Obviously, this is a very dense message; the writer probably did not expect anybody to figure out that it was a real message, and was therefore relatively unconcerned with keeping its length down and avoiding speaking directly about important plans. However, there are still a number of points on which the message is unclear; here are some of the suspicions I have about various phrases in the text:

  1. ”The rajah is eating blutwurst” seems to be a codephrase of some sort - perhaps it indicates that the message is of the utmost importance.
  2. The second line about Michael seems to be referring to somebody attempting to hijack an airplane and force it to the ground.
  3. General Electric’s corporate logo resembles a flower.
  4. Adolf Hitler.
  5. I’ve not heard of the Mitten Nebula - possibly a codename for another nebula?
  6. Probably a biological agent of some sort.
  7. An infarct is tissue that has been destroyed by cutting off the blood supply; the significance of its presence in the test squirrels is unclear.
  8. Another astronomical reference?
  9. A murderer - this reference is also unclear.

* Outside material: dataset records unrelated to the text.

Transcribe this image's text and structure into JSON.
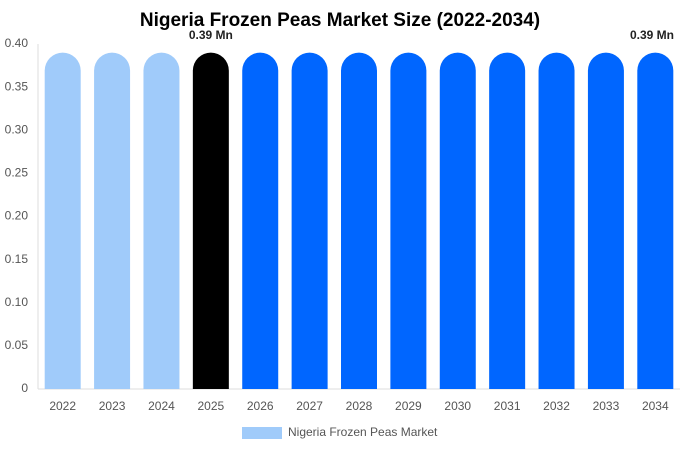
{
  "chart_data": {
    "type": "bar",
    "title": "Nigeria Frozen Peas Market Size (2022-2034)",
    "categories": [
      "2022",
      "2023",
      "2024",
      "2025",
      "2026",
      "2027",
      "2028",
      "2029",
      "2030",
      "2031",
      "2032",
      "2033",
      "2034"
    ],
    "series": [
      {
        "name": "Nigeria Frozen Peas Market",
        "color": "#a0cbfa",
        "colors": [
          "#a0cbfa",
          "#a0cbfa",
          "#a0cbfa",
          "#000000",
          "#0066ff",
          "#0066ff",
          "#0066ff",
          "#0066ff",
          "#0066ff",
          "#0066ff",
          "#0066ff",
          "#0066ff",
          "#0066ff"
        ],
        "values": [
          0.39,
          0.39,
          0.39,
          0.39,
          0.39,
          0.39,
          0.39,
          0.39,
          0.39,
          0.39,
          0.39,
          0.39,
          0.39
        ],
        "value_labels": [
          null,
          null,
          null,
          "0.39 Mn",
          null,
          null,
          null,
          null,
          null,
          null,
          null,
          null,
          "0.39 Mn"
        ]
      }
    ],
    "ylim": [
      0,
      0.4
    ],
    "yticks": [
      0,
      0.05,
      {
        "value": 0.1,
        "label": "0.10"
      },
      0.15,
      {
        "value": 0.2,
        "label": "0.20"
      },
      0.25,
      {
        "value": 0.3,
        "label": "0.30"
      },
      0.35,
      {
        "value": 0.4,
        "label": "0.40"
      }
    ],
    "grid": false
  }
}
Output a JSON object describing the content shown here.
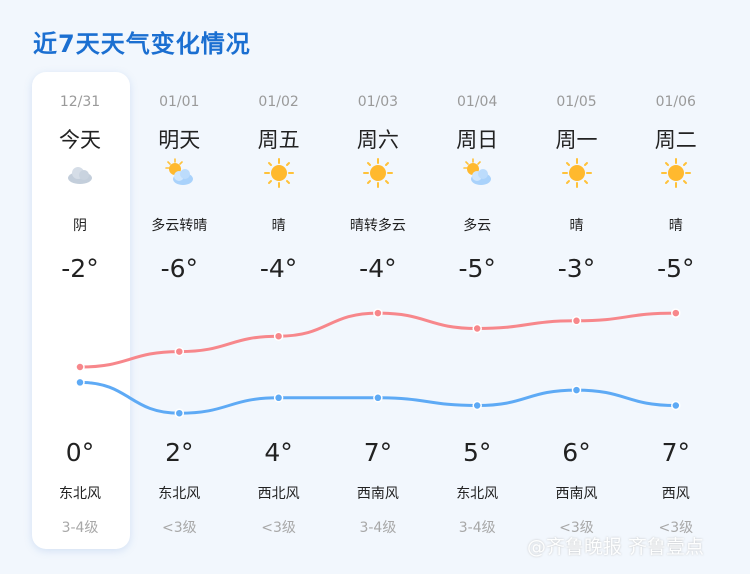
{
  "title": "近7天天气变化情况",
  "colors": {
    "high_line": "#f7878b",
    "low_line": "#5eaaf5",
    "title": "#1b6fd1"
  },
  "days": [
    {
      "date": "12/31",
      "day": "今天",
      "icon": "overcast-icon",
      "cond": "阴",
      "low": "-2°",
      "high": "0°",
      "wind": "东北风",
      "level": "3-4级",
      "low_v": -2,
      "high_v": 0
    },
    {
      "date": "01/01",
      "day": "明天",
      "icon": "partly-cloudy-icon",
      "cond": "多云转晴",
      "low": "-6°",
      "high": "2°",
      "wind": "东北风",
      "level": "<3级",
      "low_v": -6,
      "high_v": 2
    },
    {
      "date": "01/02",
      "day": "周五",
      "icon": "sunny-icon",
      "cond": "晴",
      "low": "-4°",
      "high": "4°",
      "wind": "西北风",
      "level": "<3级",
      "low_v": -4,
      "high_v": 4
    },
    {
      "date": "01/03",
      "day": "周六",
      "icon": "sunny-icon",
      "cond": "晴转多云",
      "low": "-4°",
      "high": "7°",
      "wind": "西南风",
      "level": "3-4级",
      "low_v": -4,
      "high_v": 7
    },
    {
      "date": "01/04",
      "day": "周日",
      "icon": "partly-cloudy-icon",
      "cond": "多云",
      "low": "-5°",
      "high": "5°",
      "wind": "东北风",
      "level": "3-4级",
      "low_v": -5,
      "high_v": 5
    },
    {
      "date": "01/05",
      "day": "周一",
      "icon": "sunny-icon",
      "cond": "晴",
      "low": "-3°",
      "high": "6°",
      "wind": "西南风",
      "level": "<3级",
      "low_v": -3,
      "high_v": 6
    },
    {
      "date": "01/06",
      "day": "周二",
      "icon": "sunny-icon",
      "cond": "晴",
      "low": "-5°",
      "high": "7°",
      "wind": "西风",
      "level": "<3级",
      "low_v": -5,
      "high_v": 7
    }
  ],
  "watermark": "@齐鲁晚报 齐鲁壹点"
}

What a treasure trove! Hijackings, gambling, blackmail, Nazis, biological warfare, murderers and squirrels! I was shocked at how this important clue had been languishing in what I had thought to be an amusing away message for such a long time! I was prepared to act, and act I did. Armed with this information, I proceeded to call up every member of Congress that I could find and warn them of this coming (although somewhat ambiguous) threat to the free peoples of Earth. Unfortunately, on the way to the phone, before I had the chance to call anybody, I became distracted by chocolatey treats. Upon reflection during my brief power snack, I realized that the message sounded dire enough that I suspect that its author has probably long been apprehended - the message is at least six months old, and surely the events mentioned therein were planned to happen within a reasonable amount of time. Satisfied that I have proven that mankind is no longer in peril, I now submit to you, the people of Everything², this conclusive report on my adventure in solving The Mystery of the Mysterious Spam.

*Judging by the softlinks, this section needed a bold title or else the reader's attention wanes after a paragraph of jargon. Don't ask me.